Linking PharmGKB to phenotype studies and animal models of disease for drug repurposing

Venue: Pacific Symposium on Biocomputing (PSB)

Authors: Robert Hoehndorf, Anika Oellrich, Dietrich Rebholz-Schuhmann, Paul N. Schofield, Georgios V. Gkoutos

Abstract

The investigation of phenotypes in model organisms has the potential to reveal the molecular mechanisms underlying disease. The large-scale comparative analysis of phenotypes across species can reveal novel associations between genotypes and diseases. We use the PhenomeNET network of phenotypic similarity to suggest genotype--disease association, combine them with drug--gene associations available from the PharmGKB database, and infer novel associations between drugs and diseases. We evaluate and quantify our results based on our method's capability to reproduce known drug--disease associations.

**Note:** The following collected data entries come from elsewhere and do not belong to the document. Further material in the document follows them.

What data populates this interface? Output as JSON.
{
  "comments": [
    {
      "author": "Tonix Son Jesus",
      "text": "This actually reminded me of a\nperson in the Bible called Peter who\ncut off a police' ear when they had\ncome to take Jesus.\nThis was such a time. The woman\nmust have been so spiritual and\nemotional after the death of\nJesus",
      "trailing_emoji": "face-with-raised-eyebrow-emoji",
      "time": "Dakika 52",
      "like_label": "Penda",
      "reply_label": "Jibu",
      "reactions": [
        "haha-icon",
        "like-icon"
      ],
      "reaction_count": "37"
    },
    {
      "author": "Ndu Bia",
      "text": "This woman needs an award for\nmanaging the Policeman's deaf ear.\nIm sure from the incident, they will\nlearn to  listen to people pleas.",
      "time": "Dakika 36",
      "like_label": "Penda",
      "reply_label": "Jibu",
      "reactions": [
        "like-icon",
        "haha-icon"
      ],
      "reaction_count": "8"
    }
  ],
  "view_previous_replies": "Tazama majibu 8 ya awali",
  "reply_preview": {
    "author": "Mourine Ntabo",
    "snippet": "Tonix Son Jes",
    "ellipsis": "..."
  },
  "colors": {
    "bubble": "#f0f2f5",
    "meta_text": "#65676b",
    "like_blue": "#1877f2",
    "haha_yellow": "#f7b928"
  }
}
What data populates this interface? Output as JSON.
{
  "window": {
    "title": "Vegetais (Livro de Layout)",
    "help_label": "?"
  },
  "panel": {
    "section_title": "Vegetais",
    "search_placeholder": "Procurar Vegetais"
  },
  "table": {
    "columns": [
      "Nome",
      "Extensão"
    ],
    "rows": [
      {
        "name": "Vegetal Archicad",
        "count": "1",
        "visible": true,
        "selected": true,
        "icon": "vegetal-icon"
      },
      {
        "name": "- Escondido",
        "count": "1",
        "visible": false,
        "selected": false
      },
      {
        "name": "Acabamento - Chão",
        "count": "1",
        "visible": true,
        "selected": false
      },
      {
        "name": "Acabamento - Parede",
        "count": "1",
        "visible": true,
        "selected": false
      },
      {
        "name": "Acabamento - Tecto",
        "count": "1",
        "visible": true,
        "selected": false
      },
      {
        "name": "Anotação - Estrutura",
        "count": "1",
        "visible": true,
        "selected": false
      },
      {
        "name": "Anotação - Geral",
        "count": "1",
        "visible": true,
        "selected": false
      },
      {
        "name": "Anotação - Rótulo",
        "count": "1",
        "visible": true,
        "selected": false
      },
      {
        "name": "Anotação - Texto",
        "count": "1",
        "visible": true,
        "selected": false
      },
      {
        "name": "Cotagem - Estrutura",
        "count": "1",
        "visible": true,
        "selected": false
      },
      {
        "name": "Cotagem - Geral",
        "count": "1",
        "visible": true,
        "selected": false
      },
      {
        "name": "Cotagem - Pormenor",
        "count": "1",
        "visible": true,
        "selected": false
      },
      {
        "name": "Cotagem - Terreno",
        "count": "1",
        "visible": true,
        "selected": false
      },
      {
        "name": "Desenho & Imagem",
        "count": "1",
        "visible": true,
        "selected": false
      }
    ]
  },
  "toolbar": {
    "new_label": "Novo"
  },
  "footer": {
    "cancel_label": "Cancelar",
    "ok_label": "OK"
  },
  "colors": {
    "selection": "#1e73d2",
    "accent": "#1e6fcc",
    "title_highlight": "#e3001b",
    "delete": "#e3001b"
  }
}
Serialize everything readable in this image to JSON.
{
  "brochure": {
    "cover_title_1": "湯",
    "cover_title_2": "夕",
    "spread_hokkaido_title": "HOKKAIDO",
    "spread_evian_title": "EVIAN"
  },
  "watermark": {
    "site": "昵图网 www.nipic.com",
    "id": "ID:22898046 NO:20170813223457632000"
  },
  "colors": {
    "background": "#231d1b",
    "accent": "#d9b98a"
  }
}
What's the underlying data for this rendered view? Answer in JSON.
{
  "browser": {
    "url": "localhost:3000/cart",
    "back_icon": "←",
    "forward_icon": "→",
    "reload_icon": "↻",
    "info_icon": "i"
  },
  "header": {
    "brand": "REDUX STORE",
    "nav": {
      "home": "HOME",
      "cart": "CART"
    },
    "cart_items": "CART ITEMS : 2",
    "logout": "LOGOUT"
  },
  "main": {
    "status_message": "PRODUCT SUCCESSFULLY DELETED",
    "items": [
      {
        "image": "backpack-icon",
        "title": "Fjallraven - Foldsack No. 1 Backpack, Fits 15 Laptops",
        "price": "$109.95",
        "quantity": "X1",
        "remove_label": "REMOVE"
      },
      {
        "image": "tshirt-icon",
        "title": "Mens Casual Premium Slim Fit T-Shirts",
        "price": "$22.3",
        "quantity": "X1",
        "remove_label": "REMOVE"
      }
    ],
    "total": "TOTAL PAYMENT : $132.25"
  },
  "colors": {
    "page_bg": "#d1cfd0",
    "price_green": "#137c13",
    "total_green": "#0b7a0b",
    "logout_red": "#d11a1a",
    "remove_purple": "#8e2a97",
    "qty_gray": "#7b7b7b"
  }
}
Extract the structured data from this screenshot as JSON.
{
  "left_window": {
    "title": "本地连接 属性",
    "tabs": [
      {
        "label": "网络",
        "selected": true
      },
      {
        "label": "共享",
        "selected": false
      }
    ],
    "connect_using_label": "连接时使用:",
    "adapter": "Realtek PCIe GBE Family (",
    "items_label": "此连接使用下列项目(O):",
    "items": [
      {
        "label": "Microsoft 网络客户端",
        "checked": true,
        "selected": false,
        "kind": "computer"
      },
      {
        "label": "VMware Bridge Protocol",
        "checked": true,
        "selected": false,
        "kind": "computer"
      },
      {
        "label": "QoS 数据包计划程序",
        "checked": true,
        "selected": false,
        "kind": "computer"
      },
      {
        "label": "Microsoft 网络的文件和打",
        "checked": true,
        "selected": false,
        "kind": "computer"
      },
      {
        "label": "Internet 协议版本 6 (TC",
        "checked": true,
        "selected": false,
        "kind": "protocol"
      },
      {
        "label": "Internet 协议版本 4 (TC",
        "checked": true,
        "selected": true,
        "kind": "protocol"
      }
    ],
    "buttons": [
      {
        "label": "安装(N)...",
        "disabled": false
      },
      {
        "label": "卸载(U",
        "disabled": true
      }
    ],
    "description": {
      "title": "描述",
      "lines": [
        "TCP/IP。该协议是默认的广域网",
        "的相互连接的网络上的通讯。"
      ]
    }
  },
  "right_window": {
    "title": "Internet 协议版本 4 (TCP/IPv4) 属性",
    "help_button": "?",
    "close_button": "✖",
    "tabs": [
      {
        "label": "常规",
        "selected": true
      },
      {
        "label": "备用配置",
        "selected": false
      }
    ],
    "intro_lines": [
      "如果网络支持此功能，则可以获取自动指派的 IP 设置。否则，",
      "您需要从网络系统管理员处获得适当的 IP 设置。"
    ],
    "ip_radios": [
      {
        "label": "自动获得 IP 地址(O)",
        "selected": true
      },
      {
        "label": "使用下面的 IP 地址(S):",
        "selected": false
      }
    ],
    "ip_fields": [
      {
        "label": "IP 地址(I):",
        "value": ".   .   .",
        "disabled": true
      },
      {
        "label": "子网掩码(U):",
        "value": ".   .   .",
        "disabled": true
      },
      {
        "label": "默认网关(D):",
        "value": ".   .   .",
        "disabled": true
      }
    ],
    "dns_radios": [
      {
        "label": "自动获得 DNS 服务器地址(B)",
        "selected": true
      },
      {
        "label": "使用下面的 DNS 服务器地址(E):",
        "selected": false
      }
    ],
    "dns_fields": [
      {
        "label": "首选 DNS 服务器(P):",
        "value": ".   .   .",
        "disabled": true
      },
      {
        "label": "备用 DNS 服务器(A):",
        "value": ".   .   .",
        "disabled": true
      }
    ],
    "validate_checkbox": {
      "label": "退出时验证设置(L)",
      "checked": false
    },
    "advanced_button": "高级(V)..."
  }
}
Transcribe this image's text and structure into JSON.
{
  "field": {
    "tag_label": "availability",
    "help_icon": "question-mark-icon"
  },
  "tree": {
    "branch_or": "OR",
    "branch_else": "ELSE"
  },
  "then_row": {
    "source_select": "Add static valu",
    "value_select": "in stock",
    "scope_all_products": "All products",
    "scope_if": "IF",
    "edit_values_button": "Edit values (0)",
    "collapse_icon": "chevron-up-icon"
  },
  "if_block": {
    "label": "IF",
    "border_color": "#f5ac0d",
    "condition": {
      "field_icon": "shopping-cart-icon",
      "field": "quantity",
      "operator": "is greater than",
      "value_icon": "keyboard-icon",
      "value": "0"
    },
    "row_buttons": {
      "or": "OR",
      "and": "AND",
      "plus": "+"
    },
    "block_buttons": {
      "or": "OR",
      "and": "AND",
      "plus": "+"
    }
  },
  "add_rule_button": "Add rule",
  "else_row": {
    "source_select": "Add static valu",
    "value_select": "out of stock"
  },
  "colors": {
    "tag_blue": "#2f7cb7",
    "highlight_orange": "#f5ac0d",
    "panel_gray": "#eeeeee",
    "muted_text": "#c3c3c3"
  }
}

We find and discuss evidence that levonorgestrel, tretinoin and estradiol are associated with cystic fibrosis ($p<2.65\cdot 10^{-6}$, $p<0.002$ and $p<0.031$, Wilcoxon signed-rank test, Bonferroni correction) and that ibuprofen may be active in chronic lymphocytic leukemia ($p<2.63\cdot 10^{-23}$, Wilcoxon signed-rank test, Bonferroni correction). To enable access to our results, we implement a web server and make our raw data freely available. Our results are the first steps in implementing an integrated system for the analysis and prediction of drug--disease associations for rare and orphan diseases for which the molecular basis is not known.